Beberapa tahun terakhir, Pemerintah China terlihat sangat agresif mendorong terwujudnya kerja sama China-ASEAN dan peran strategis China-ASEAN di Asia Timur.
Menyusul klaim dan sejumlah manuver agresif dan provokatifnya di Laut China Selatan (LCS) dan di tengah berbagai kecurigaan yang ditujukan padanya, China kini seakan berusaha meyakinkan ASEAN dan dunia internasional tentang paradigma China era baru, yang nonkonfrontatif, mengedepankan semangat kerja sama, dan proaktif mewujudkan stabilitas di kawasan.

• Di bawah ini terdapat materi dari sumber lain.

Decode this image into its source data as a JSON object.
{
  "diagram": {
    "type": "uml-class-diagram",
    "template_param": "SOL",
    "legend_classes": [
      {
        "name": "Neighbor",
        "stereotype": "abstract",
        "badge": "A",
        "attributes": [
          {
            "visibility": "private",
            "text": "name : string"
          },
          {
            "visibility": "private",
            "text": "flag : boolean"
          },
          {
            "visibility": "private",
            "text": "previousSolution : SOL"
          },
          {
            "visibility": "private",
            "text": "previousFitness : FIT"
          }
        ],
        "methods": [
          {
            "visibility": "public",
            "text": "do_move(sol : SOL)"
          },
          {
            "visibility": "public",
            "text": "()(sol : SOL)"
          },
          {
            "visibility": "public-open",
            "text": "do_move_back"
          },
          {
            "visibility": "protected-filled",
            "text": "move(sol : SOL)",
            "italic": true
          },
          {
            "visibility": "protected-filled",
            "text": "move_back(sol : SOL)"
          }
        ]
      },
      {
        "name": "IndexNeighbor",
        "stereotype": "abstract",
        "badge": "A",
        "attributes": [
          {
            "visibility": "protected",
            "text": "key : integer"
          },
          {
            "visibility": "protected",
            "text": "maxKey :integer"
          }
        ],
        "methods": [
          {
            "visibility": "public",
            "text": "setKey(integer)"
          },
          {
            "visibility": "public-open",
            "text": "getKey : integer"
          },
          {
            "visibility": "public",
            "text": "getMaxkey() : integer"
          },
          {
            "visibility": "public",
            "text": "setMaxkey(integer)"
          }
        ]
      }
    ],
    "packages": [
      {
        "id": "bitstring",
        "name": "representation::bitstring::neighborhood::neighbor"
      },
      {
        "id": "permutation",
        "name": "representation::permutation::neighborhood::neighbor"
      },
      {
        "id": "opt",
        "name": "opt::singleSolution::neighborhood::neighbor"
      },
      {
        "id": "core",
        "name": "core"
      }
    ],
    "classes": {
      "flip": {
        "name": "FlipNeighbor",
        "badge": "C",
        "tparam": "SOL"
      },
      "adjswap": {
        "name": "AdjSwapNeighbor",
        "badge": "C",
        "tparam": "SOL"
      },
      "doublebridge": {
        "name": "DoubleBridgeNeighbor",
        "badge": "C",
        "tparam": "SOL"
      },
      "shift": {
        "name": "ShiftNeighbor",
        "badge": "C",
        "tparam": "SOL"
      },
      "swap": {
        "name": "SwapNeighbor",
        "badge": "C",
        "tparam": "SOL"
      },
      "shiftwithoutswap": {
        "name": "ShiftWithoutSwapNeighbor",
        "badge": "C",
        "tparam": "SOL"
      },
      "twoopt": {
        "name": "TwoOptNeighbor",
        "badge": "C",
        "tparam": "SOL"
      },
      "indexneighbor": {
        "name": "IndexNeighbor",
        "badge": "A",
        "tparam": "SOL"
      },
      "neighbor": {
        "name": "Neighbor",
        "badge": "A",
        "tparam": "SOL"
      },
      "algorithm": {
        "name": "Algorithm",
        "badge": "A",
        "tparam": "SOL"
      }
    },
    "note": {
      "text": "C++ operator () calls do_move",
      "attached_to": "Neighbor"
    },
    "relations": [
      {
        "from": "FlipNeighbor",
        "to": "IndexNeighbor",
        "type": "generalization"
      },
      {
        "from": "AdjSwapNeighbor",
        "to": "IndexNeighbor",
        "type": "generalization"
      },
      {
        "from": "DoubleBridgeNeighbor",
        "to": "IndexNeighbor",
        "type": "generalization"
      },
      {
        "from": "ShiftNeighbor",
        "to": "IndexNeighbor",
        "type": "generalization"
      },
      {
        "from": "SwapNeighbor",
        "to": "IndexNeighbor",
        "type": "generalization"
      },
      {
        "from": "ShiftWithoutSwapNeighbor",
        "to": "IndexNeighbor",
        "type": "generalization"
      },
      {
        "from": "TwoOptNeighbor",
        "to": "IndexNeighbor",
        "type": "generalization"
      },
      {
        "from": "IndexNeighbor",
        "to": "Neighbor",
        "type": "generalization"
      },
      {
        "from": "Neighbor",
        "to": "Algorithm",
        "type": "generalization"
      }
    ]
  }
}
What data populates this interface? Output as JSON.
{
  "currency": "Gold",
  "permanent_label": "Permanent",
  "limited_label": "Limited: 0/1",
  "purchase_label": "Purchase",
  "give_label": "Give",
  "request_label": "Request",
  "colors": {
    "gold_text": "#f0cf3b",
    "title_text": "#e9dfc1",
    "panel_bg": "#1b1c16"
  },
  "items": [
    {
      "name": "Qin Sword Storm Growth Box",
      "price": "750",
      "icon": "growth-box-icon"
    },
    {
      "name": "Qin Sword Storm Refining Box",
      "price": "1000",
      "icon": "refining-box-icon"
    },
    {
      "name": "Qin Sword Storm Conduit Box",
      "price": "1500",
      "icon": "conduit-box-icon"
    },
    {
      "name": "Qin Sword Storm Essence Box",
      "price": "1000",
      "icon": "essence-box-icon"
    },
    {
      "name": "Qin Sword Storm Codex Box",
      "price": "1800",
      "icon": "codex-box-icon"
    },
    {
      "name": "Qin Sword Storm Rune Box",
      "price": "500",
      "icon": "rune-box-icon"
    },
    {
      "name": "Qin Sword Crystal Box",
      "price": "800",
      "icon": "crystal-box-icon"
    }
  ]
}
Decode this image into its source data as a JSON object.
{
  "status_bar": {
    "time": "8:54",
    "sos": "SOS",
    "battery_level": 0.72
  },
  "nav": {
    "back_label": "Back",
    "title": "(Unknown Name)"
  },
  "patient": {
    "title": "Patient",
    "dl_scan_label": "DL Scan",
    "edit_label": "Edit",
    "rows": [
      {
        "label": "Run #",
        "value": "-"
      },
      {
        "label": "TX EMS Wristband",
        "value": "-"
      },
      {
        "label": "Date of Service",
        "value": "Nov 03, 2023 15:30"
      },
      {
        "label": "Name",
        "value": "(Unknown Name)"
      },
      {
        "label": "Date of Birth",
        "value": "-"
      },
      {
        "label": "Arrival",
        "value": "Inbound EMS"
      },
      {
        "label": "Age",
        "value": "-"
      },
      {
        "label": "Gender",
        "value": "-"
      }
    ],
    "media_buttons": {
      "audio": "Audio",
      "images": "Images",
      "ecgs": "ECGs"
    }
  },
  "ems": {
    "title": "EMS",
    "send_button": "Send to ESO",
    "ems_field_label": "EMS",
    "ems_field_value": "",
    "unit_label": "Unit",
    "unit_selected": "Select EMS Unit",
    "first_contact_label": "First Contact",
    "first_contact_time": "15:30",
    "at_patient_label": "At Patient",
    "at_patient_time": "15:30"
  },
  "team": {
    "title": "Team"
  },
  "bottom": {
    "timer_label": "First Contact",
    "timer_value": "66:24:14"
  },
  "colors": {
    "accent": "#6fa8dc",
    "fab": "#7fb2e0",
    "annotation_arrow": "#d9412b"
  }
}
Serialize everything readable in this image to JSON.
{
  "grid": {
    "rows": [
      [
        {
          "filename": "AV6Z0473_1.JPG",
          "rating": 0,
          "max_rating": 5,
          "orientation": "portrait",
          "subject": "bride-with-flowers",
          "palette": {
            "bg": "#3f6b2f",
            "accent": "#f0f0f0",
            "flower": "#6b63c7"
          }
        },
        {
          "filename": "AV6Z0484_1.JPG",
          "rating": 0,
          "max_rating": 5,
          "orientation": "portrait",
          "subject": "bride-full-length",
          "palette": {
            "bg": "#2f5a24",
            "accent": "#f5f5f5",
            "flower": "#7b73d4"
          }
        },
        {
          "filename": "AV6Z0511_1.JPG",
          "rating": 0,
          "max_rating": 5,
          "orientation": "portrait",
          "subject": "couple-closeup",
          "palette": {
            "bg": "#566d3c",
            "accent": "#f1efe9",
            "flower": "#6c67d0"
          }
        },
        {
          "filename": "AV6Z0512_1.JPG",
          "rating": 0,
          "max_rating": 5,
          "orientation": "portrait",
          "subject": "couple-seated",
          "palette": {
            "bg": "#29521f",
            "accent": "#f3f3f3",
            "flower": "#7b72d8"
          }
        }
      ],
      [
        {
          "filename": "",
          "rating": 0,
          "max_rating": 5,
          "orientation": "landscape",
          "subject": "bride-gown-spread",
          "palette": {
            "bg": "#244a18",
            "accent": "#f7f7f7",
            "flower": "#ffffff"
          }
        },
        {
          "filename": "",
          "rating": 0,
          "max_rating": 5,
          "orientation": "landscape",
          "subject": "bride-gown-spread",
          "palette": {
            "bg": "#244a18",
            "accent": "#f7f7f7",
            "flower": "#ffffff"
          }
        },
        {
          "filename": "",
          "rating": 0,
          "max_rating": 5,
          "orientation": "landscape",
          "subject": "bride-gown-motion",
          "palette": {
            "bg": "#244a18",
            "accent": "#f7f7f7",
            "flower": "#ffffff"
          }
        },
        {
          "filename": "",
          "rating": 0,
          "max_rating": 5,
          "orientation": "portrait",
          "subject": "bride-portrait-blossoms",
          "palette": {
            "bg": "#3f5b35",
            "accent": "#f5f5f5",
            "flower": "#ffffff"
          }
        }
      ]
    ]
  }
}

Baik China maupun ASEAN sama-sama menyadari, stabilitas LCS adalah harga mati untuk bisa terwujudnya stabilitas ekonomi dan juga politik kawasan. LCS adalah salah satu jalur laut lalu lintas perdagangan tersibuk di dunia, dengan nilai total 3,37 triliun dollar AS (sumber lain menyebut 5,3 triliun dollar AS), yang sangat penting bagi pertumbuhan ekonomi Asia Timur.
Konflik dan ketegangan politik akibat saling klaim atas wilayah perairan terluas di dunia itu tak hanya akan mengganggu aktivitas ekonomi dan perdagangan kawasan, tetapi juga ekonomi dunia. Oleh karena itu, sangat dipahami jika negara seperti AS juga merasa sangat berkepentingan dengan terwujudnya stabilitas di kawasan ini. Demikian pula sikap menahan diri pihak-pihak yang bersengketa juga menjadi kunci untuk mencegah meletusnya ketegangan menjadi konflik fisik secara terbuka di kawasan.
Dalam kaitan ini, deklarasi perilaku dan tata perilaku para pihak di LCS menjadi penting untuk ditegakkan secara konstruktif. China dan ASEAN sama-sama berkepentingan untuk mendorong terwujudnya stabilitas LCS bagi kesinambungan pertumbuhan ekonominya.
Data Center for Strategic and International Studies (CSIS) 2016, sekitar 21 persen total perdagangan dunia bergantung pada jalur ini. Untuk Indonesia, 85 persen lalu lintas perdagangan harus melalui LCS. Untuk Vietnam 86 persen, Thailand 74 persen, Singapura 66 persen, Malaysia 58 persen, dan China 39 persen dari total nilai perdagangan. Lebih dari 35 persen pasokan minyak dari Timur Tengah juga harus melalui LCS.
Bagi ASEAN, China mitra dagang terbesar dalam sembilan tahun terakhir. Bagi China, ASEAN mitra dagang ketiga terbesar tujuh tahun terakhir berturut-turut dengan volume perdagangan bilateral pada tahun 2016 mencapai 452,2 miliar dollar AS.
Berbagai inisiatif kawasan, termasuk yang datang dari China, harus diimbangi dengan program agenda dari ASEAN untuk memaksimalkan kepentingan ASEAN sendiri sehingga terwujud hubungan ekonomi saling menguntungkan. Komitmen kemitraan dan kerja sama harus didasari semangat bersama mewujudkan kemajuan dan kesejahteraan masyarakat di kawasan.
China harus mewujudkan janjinya pada era baru untuk tidak menjadi China yang memaksakan kehendak dan mengedepankan konfrontasi atau ancaman, melainkan kerja sama dan persahabatan. Kerja sama dan kemitraan strategis China-ASEAN harus terwujud dalam semangat senasib sepenanggungan.
Dari situ, baru bisa diwujudkan suatu kerja sama kawasan yang konstruktif dan hubungan saling menguntungkan, bukan zero-sum game, tetapi win-win, bagi pertumbuhan berkesinambungan di kawasan, termasuk menempatkan ASEAN sebagai prioritas dalam implementasi inisiatif Satu Sabuk Satu Jalan.